O avanço mais significativo foi a ratificação de um piso global para a tributação das multinacionais. O quadro vinha sendo articulado há uma década pela OCDE e foi ratificado pelo G-7 em junho, mas havia dúvidas sobre a participação de potências como China e Índia. O acordo corrigirá disfunções e anacronismos do sistema internacional – particularmente acentuados com a expansão dos negócios digitais –, permitindo mais controle da sonegação, da evasão fiscal e da operação dos paraísos fiscais. 

Também significativo foi o apoio a uma nova alocação de Direitos Especiais de Saque, o instrumento monetário criado pelo FMI para completar as reservas dos países. O valor de US$ 650 bilhões é o maior na história do FMI. Se bem distribuído aos países pobres – e não de acordo com o peso econômico de cada país, como de hábito –, ele pode ser realmente “uma injeção no braço do mundo”, como disse a diretora do FMI, Kristalina Georgieva.

Georgieva também elogiou o reconhecimento por parte do G-20 da necessidade de aprimorar a capacidade global de reação a ameaças sanitárias e de regular o mercado de carbono para conter as mudanças climáticas.

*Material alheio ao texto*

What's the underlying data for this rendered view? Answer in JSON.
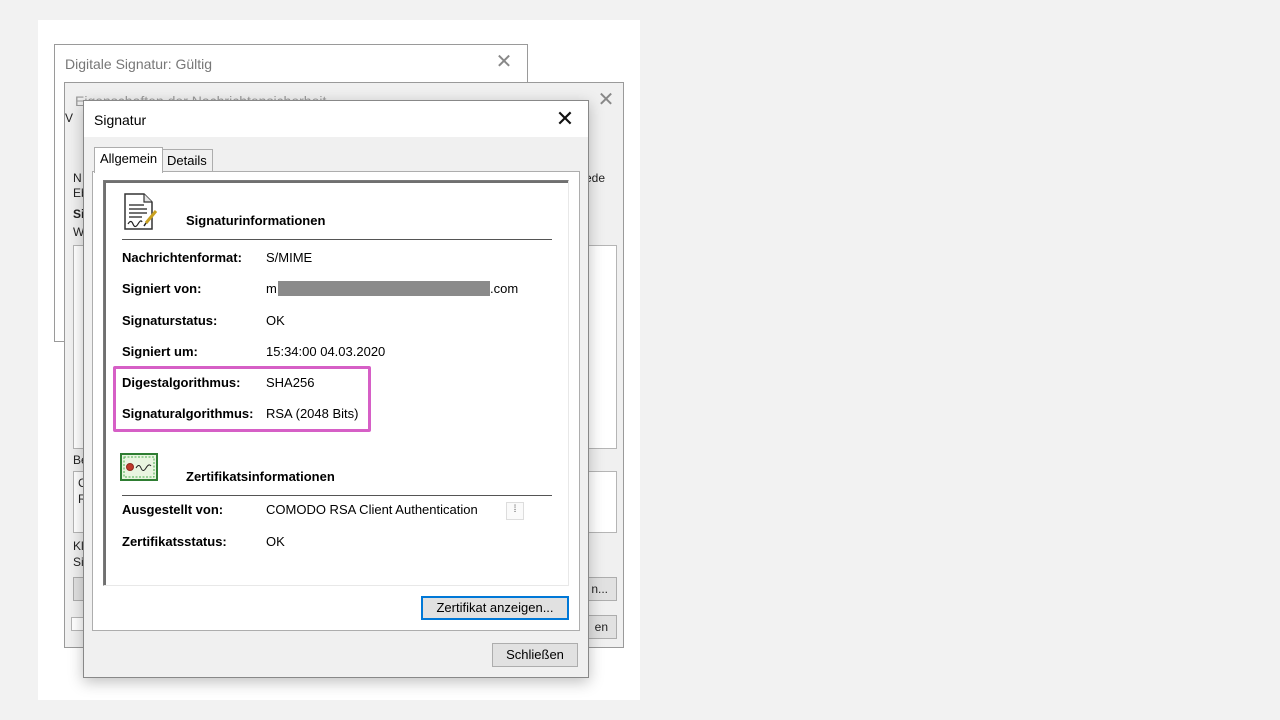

Mas aqui os resultados foram mais voláteis.

O surpreendente sucesso da comunidade científica no desenvolvimento das vacinas garantirá uma recuperação mais rápida do que a prevista. O FMI estima um crescimento global de 6% em 2021. Contudo, “a divergência entre as economias está se intensificando”, notou Georgieva. “O mundo está diante de uma recuperação em duas vias”, mais rápida para os ricos, bem menos para os pobres.

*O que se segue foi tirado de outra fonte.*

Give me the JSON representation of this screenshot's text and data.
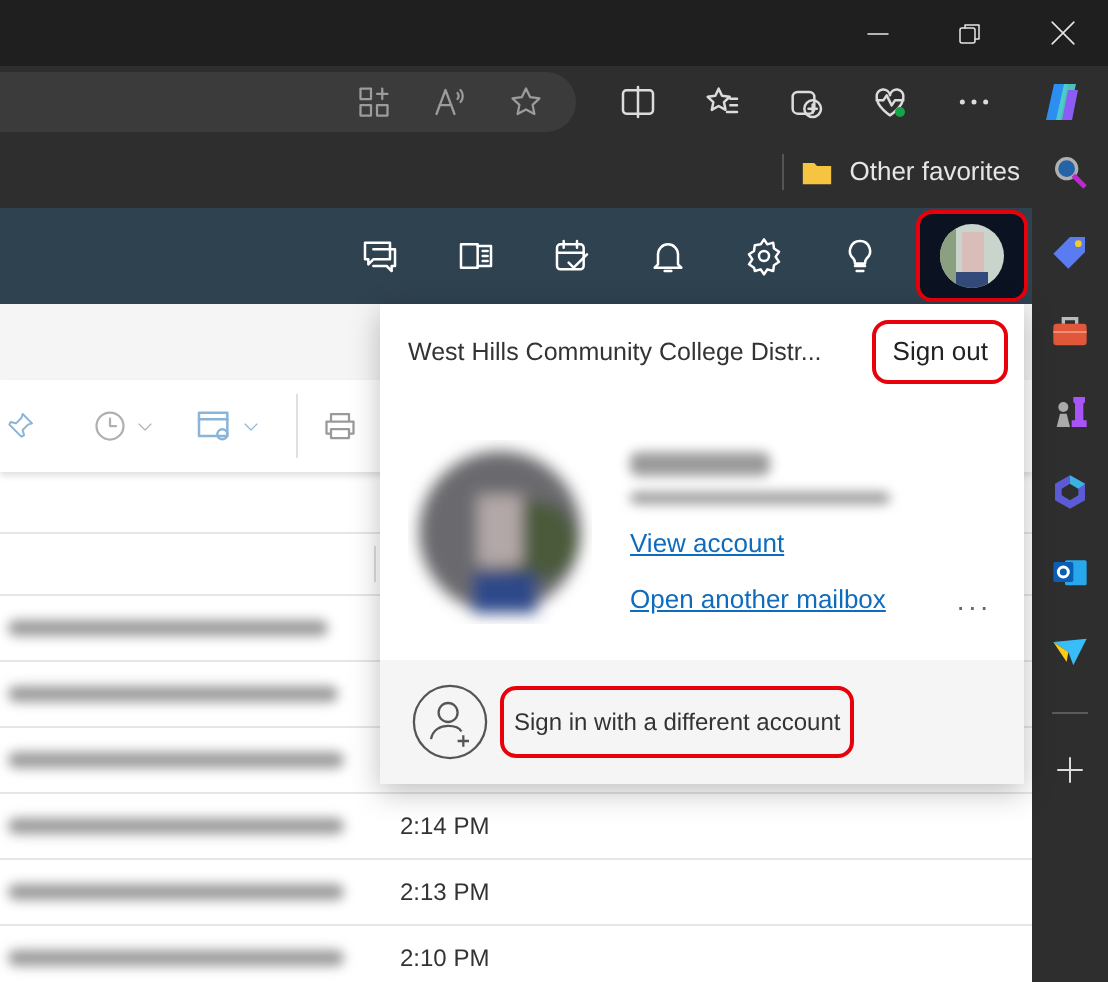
{
  "favorites_bar": {
    "folder": "Other favorites"
  },
  "account_button": {
    "highlighted": true
  },
  "account_menu": {
    "organization": "West Hills Community College Distr...",
    "sign_out": {
      "label": "Sign out",
      "highlighted": true
    },
    "links": [
      "View account",
      "Open another mailbox"
    ],
    "more": "...",
    "sign_in_other": {
      "label": "Sign in with a different account",
      "highlighted": true
    }
  },
  "mail_list": {
    "rows": [
      {
        "time": "2:14 PM"
      },
      {
        "time": "2:13 PM"
      },
      {
        "time": "2:10 PM"
      }
    ]
  }
}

Por isso, o fato de o Grupo não ter engendrado um mecanismo para acelerar a imunização global é não apenas frustrante, mas contraproducente. Nas condições atuais, as crianças dos países ricos serão vacinadas antes da maioria dos adultos do mundo. A motivação para isso é emocional. Racionalmente – do ponto de vista epidemiológico e econômico – é injustificável. A suscetibilidade das crianças a contrair e transmitir o vírus, ou a desenvolver a doença, é comprovadamente irrisória. Mas uma pandemia é por definição uma ameaça global e, enquanto não for globalmente erradicado, o vírus continuará a se espalhar e se alterar nos grotões mais pobres, sacrificando vidas e empregos, com o risco de retornar aos países ricos em variantes resistentes às vacinas.

Até junho, o programa da OMS para distribuição de tratamentos e vacinas registrava uma carência de US$ 16,8 bilhões. O FMI estima que a vacinação dos adultos do mundo custaria US$ 50 bilhões. Isso é um milésimo da receita anual dos países ricos e 0,1% dos gastos públicos com a covid-19. Se até meados de 2022 60% da população de cada país fosse vacinada, isso geraria um retorno de US$ 9 trilhões até 2025 – além de salvar meio milhão de vidas em 2021.

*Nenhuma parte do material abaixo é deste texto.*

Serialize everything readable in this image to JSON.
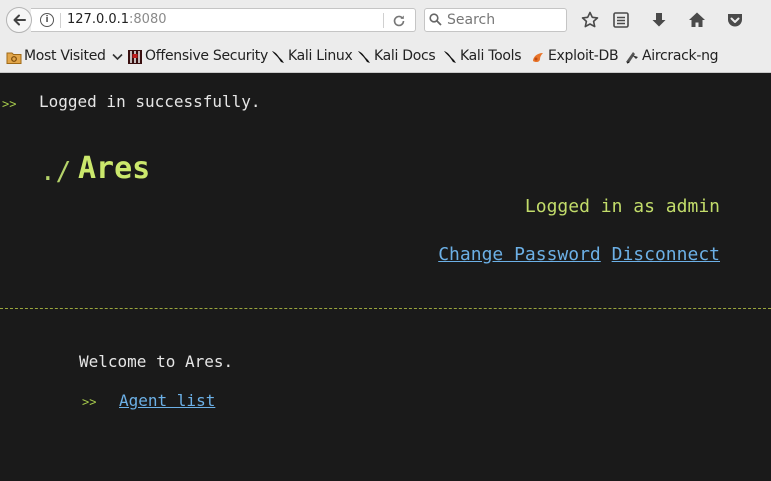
{
  "browser": {
    "url_host": "127.0.0.1",
    "url_port": ":8080",
    "search_placeholder": "Search"
  },
  "bookmarks": [
    {
      "label": "Most Visited",
      "icon": "most-visited-icon"
    },
    {
      "label": "Offensive Security",
      "icon": "offensive-security-icon"
    },
    {
      "label": "Kali Linux",
      "icon": "kali-dragon-icon"
    },
    {
      "label": "Kali Docs",
      "icon": "kali-dragon-icon"
    },
    {
      "label": "Kali Tools",
      "icon": "kali-dragon-icon"
    },
    {
      "label": "Exploit-DB",
      "icon": "exploit-db-icon"
    },
    {
      "label": "Aircrack-ng",
      "icon": "aircrack-icon"
    }
  ],
  "page": {
    "flash_marker": ">>",
    "flash_message": "Logged in successfully.",
    "logo_prefix": "./",
    "logo_name": "Ares",
    "user_status": "Logged in as admin",
    "change_password": "Change Password",
    "disconnect": "Disconnect",
    "welcome": "Welcome to Ares.",
    "agent_marker": ">>",
    "agent_list": "Agent list"
  },
  "colors": {
    "background": "#1a1a1a",
    "accent_green": "#cbe86c",
    "link_blue": "#6cb0e6"
  }
}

Se o grupo falhou em acelerar a saída de uma emergência aguda e palpável, como a pandemia, ainda menos promissora é a perspectiva para a emergência crônica e difusa das mudanças climáticas. A precificação do carbono segue em suspensão e não se avançou na promessa de mais de uma década de fornecer US$ 100 bilhões para financiar as transições climáticas nos países pobres.

Se compromissos mais sólidos não forem conquistados num futuro próximo, a “divergência” entre ricos e pobres advertida por Georgieva se intensificará – mas o seu impacto será sentido por todos.